Watching dozens of films in a short of time causes weird side effects. All of a sudden, random films start talking with each other. Common topics emerge. At this year’s festival the prevailing topic in international films was economy. Films dealt with poverty and the exploitation of human and natural resources. It became particularly interesting when I saw the exact same scene in two completely different movies, from different continents. In both Land and Shade (La tierra y la sombra) from Colombia and The Lesson (Urok) from Bulgaria a woman walks up to her boss to demand her over-due pay. The boss promises she will be paid tomorrow. She replies that that’s what he said yesterday. He says that it’s the bank’s fault. And then several days later she loses her job. Same sequence of events, different movies. The harsh life under economical strain was a leitmotif that ran through many of the films I saw.

A rare film that offered love and mercy and also a beautiful and poetic cinematic experience was Terence Malick’s Knight of Cups – the best film I saw at the festival. Malick has gone completely abstract here, vanquishing a narrative altogether, and making an episodic film about the quest of a Hollywood filmmaker (Christian Bale) who is about to get a movie deal that will make him tremendously rich, but he feels something is missing in his life, emotionally and spiritually. Malick uses the symbols of the Tarot Cards as headlines for each chapter, and loosely bases the film’s structure on John Bunyan’s 1678 religious allegory The Pilgrim’s Progress. The lead character in the book is called Christian, as is the name of lead actor. Pure coincidence?

Indeed, Knight of Cups is an allegory that unfolds like a dream, zipping back and forth through time. It’s a deeply spiritual film that transcends its messages through the breathtakingly beautiful cinematography by Emmanuel Lubezki.

Side note: Between My Mother (Mia madre) and Knight of Cups, the JFF was filled with the music of Arvo Part.

One of the stand-out surprises in the festival was the American independent film, Songs My Brothers Taught Me, directed by Chloe Zhao – or “Malick Junior”, as I lovingly titled her debut film. At presence are the dream like quality of Malick’s earlier films, as well as the constant use of golden-hour photography and voice over. The film explores the life on a Native-American reservation in North Dakota, where the young either dream to leave or find themselves in prison, while one girl, our protagonist, finds an interest in her ancestral culture. Our FIPRESCI jury awarded this film with the prize for best first feature.

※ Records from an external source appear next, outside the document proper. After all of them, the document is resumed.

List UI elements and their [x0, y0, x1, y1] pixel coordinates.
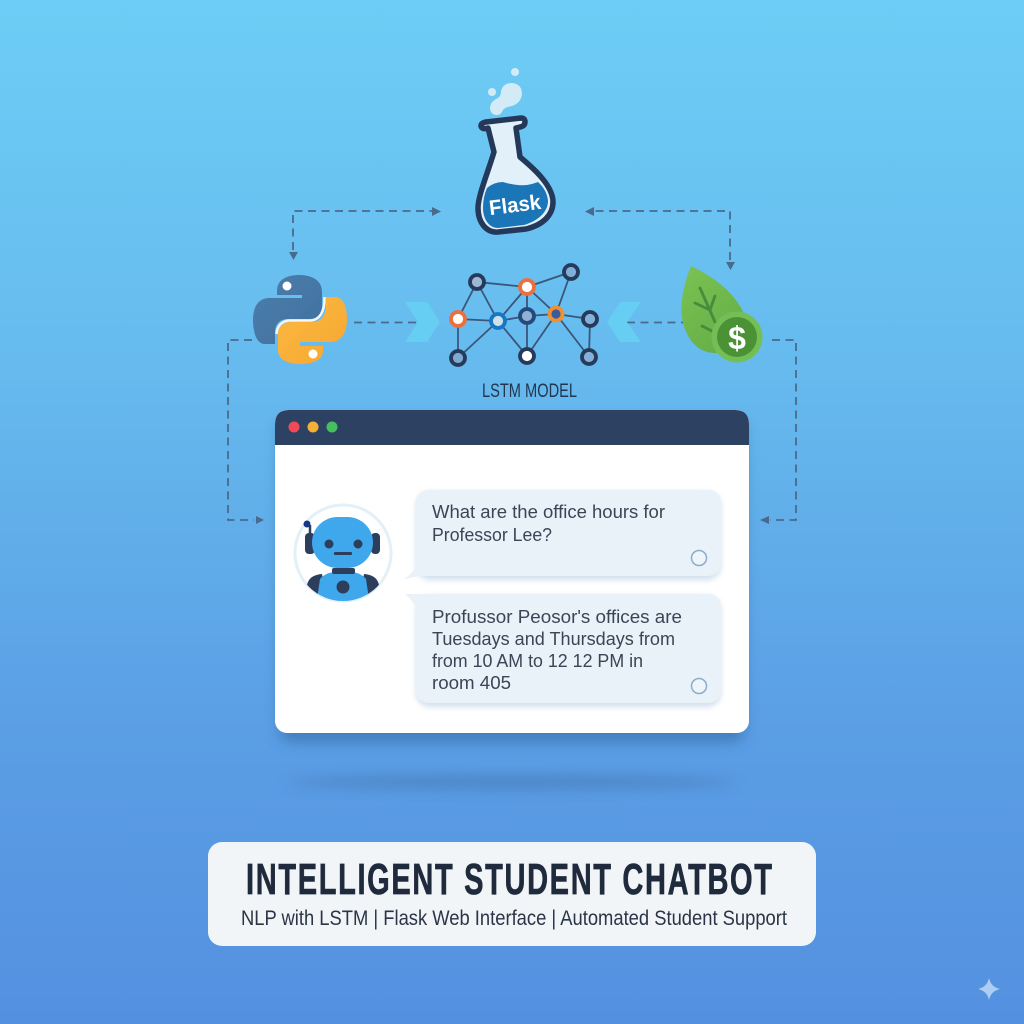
window control dots [288, 422, 338, 432]
chat bubble: question: Professor Lee? [432, 525, 552, 545]
chat bubble: answer [405, 594, 721, 707]
icon: Python logo [253, 275, 347, 364]
chat bubble: answer: room 405 [432, 673, 511, 693]
icon: right chevron [607, 302, 641, 342]
icon: Flask logo: Flask [488, 191, 543, 220]
panel: chat window [275, 410, 749, 742]
chat bubble: question [404, 490, 721, 580]
window title bar [275, 410, 749, 445]
panel: title banner [208, 842, 816, 946]
dashed connectors [228, 211, 796, 520]
floor shadow [287, 776, 737, 788]
icon: left chevron [405, 302, 440, 342]
icon: robot avatar [295, 505, 391, 606]
LSTM model label: LSTM MODEL [482, 381, 577, 402]
chat bubble: answer: Tuesdays and Thursdays from [432, 629, 675, 649]
icon: leaf with dollar coin: $ [728, 320, 746, 356]
title: INTELLIGENT STUDENT CHATBOT [246, 854, 772, 903]
neural network diagram [451, 265, 597, 365]
subtitle: NLP with LSTM | Flask Web Interface | Automated Student Support [241, 907, 787, 930]
chat bubble: answer: from 10 AM to 12 12 PM in [432, 651, 643, 671]
icon: Flask logo [478, 68, 553, 232]
chat bubble: answer: Profussor Peosor's offices are [432, 607, 682, 627]
icon: leaf with dollar coin [681, 266, 762, 362]
arrowheads [256, 207, 769, 524]
icon: sparkle [978, 978, 1000, 1000]
chat bubble: question: What are the office hours for [432, 502, 665, 522]
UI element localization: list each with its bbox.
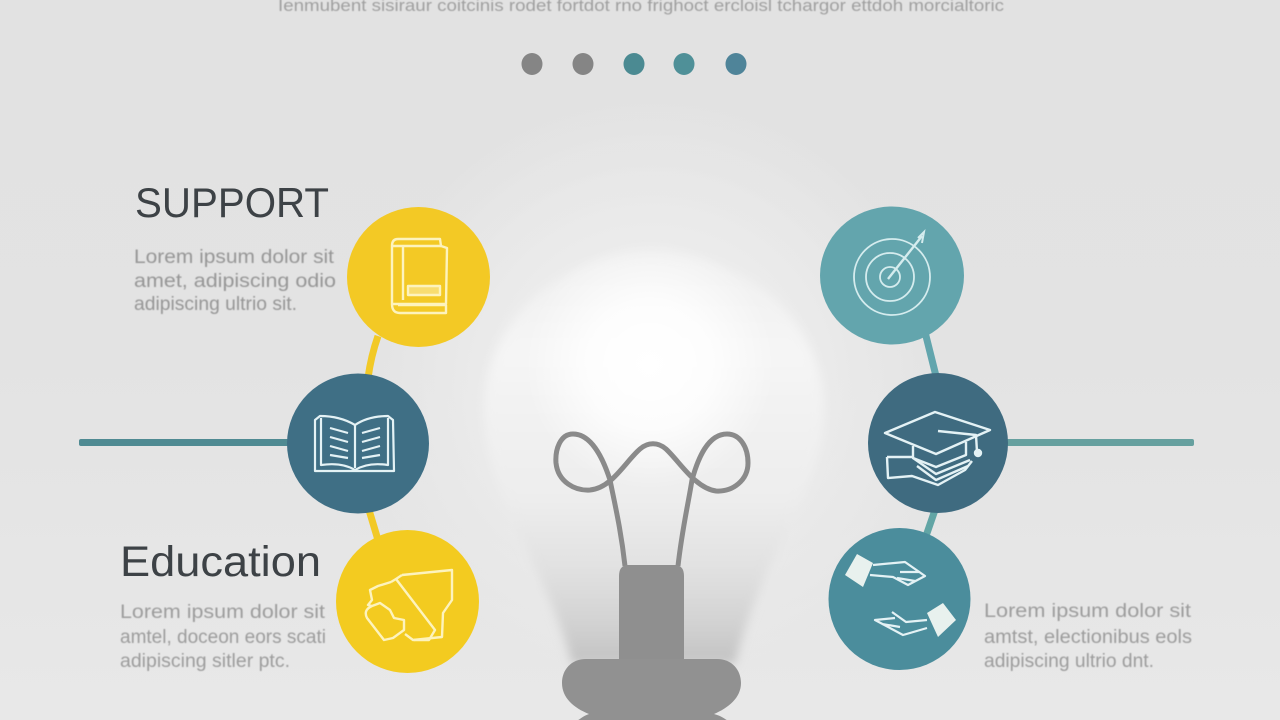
background glow — [362, 100, 942, 680]
bulb stem — [619, 565, 684, 664]
icon: graduation cap and hand — [885, 412, 990, 485]
node: graduation cap — [868, 373, 1008, 513]
connector: teal top to dark right — [925, 332, 936, 376]
node: target — [820, 206, 964, 344]
node: hands — [828, 528, 970, 670]
node: gloves — [336, 530, 479, 673]
support body text: Lorem ipsum dolor sit — [134, 247, 335, 268]
right horizontal line — [1005, 439, 1194, 446]
icon: open book — [315, 416, 394, 471]
heading: support: SUPPORT — [135, 179, 329, 226]
bulb bright core — [525, 240, 775, 490]
connector: yellow top to dark left — [368, 336, 378, 378]
heading: education: Education — [120, 538, 321, 586]
node: open book — [287, 374, 429, 514]
support body text: amet, adipiscing odio — [134, 271, 336, 292]
icon: two hands — [845, 554, 956, 637]
icon: gloves — [366, 570, 452, 640]
education body text: Lorem ipsum dolor sit — [120, 602, 326, 623]
right body text: amtst, electionibus eols — [984, 627, 1192, 648]
connector: dark left to yellow bottom — [369, 510, 378, 540]
bulb glass — [484, 252, 824, 664]
node: closed book — [347, 207, 490, 347]
bulb screw base — [562, 659, 741, 720]
connector: dark right to teal bottom — [926, 510, 935, 536]
icon: target — [854, 232, 930, 315]
right body text: Lorem ipsum dolor sit — [984, 601, 1192, 622]
lower hand — [875, 603, 956, 637]
light bulb — [484, 240, 824, 720]
upper hand — [845, 554, 925, 587]
left horizontal line — [79, 439, 291, 446]
filament — [556, 434, 748, 566]
education body text: amtel, doceon eors scati — [120, 627, 326, 648]
support body text: adipiscing ultrio sit. — [134, 294, 297, 315]
right body text: adipiscing ultrio dnt. — [984, 651, 1154, 672]
icon: closed book — [392, 239, 447, 313]
education body text: adipiscing sitler ptc. — [120, 651, 290, 672]
progress dots — [522, 53, 746, 75]
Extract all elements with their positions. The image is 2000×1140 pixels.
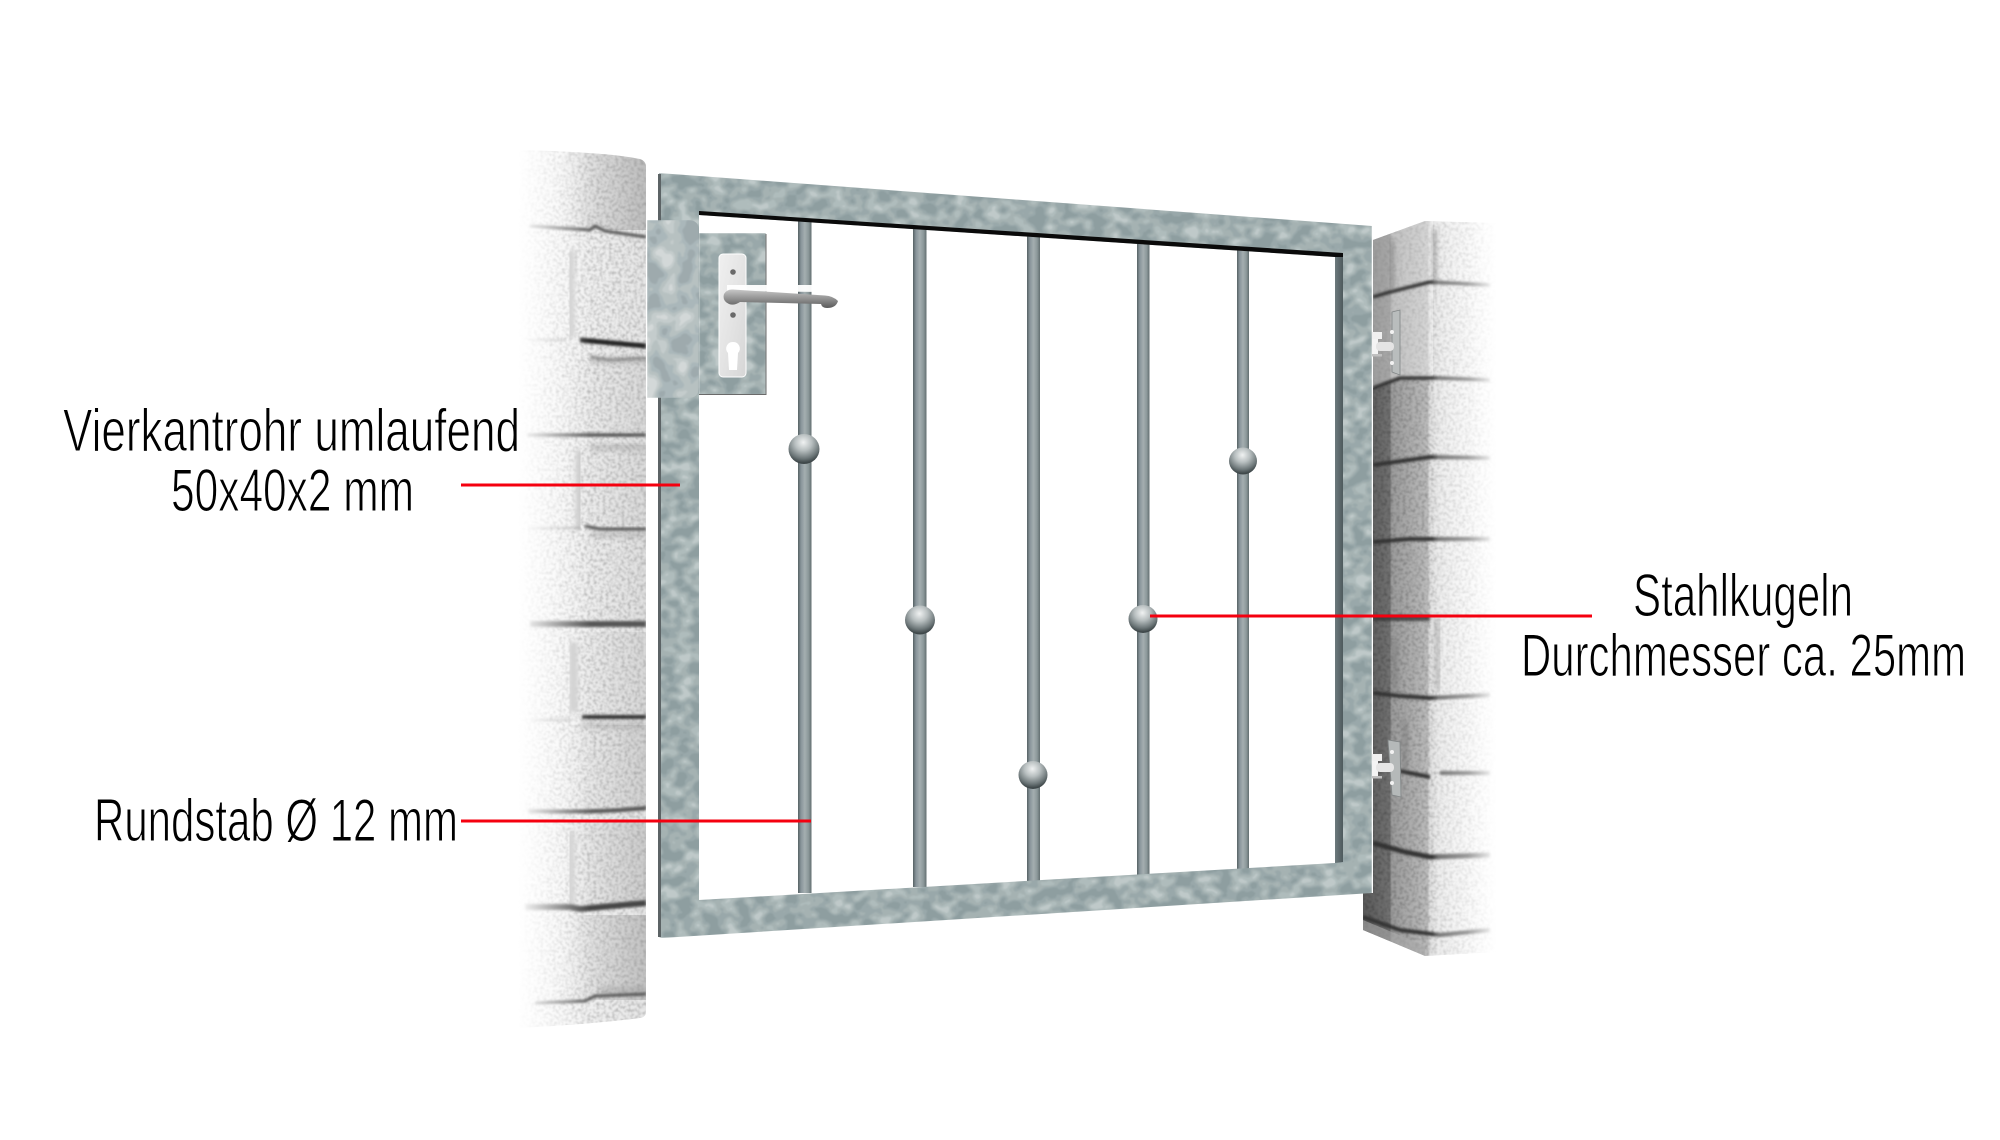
frame left dark edge bbox=[658, 174, 661, 937]
right brick pillar bbox=[1363, 215, 1500, 960]
ball 2 bbox=[905, 606, 935, 634]
icon: upper hinge bbox=[1372, 310, 1400, 375]
label: Rundstab 12 mm: Rundstab Ø 12 mm bbox=[94, 787, 458, 854]
screw top bbox=[730, 269, 736, 275]
label: 50x40x2 mm: 50x40x2 mm bbox=[171, 457, 414, 524]
screw bottom bbox=[730, 312, 736, 318]
bar 1 bbox=[798, 218, 812, 893]
label: Stahlkugeln: Stahlkugeln bbox=[1633, 562, 1853, 629]
label: Vierkantrohr umlaufend: Vierkantrohr umlaufend bbox=[63, 397, 520, 464]
lock plate front on tube bbox=[647, 220, 699, 398]
frame inner top shadow line bbox=[699, 211, 1343, 257]
cylinder cutout bbox=[726, 342, 740, 370]
callout line: Vierkantrohr bbox=[461, 484, 680, 486]
frame inner right face bbox=[1335, 256, 1343, 863]
bar 2 bbox=[913, 226, 926, 887]
ball 4 bbox=[1128, 605, 1158, 633]
ball 1 bbox=[788, 434, 820, 464]
callout line: Rundstab bbox=[461, 820, 811, 822]
steel balls bbox=[788, 434, 1257, 789]
ball 3 bbox=[1018, 761, 1048, 789]
bar 4 bbox=[1137, 242, 1150, 875]
lock plate back bbox=[699, 233, 766, 395]
icon: lower hinge bbox=[1372, 740, 1401, 797]
callout line: Stahlkugeln bbox=[1150, 614, 1592, 618]
door handle lever bbox=[724, 285, 838, 308]
gate bars bbox=[798, 218, 1249, 893]
gate frame square tube bbox=[658, 173, 1372, 938]
left brick pillar bbox=[525, 150, 646, 1026]
bar 5 bbox=[1237, 248, 1249, 870]
bar 3 bbox=[1027, 234, 1040, 881]
ball 5 bbox=[1229, 448, 1257, 474]
door handle escutcheon bbox=[719, 254, 746, 377]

The stand-out Israeli film was Tikkun by Avishai Sivan, which walked away with most of the festival’s major awards (and is next to be competing for the Golden Leopard at the Locarno International Film Festival). Shot in gorgeous black and white by Shai Goldman (who also shot The Band’s Visit and The Kindergarten Teacher), Sivan’s film returns to the themes the director dealt with in his first feature, The Wanderer. Once again, Tikkun is a film that deals with faith, religion and the temptation of the flesh. Haim-Aaron is a young Hassidic Yeshiva “Bucher” (boy) who is almost killed after experiencing his first erection and falling head first in the bathtub. His father resuscitates him, but it’s a different Haim-Aaron that returns to life, one that is less interested in his Bible studies and more interested in exploring sin. Is it Tikkun (rectification) or perhaps a Dybbuk (possession by a spirit)? Tikkun, with its deliberate pace and amazing depiction of Hassidic life, as if it were an Ingmar Bergman film, is a true masterpiece.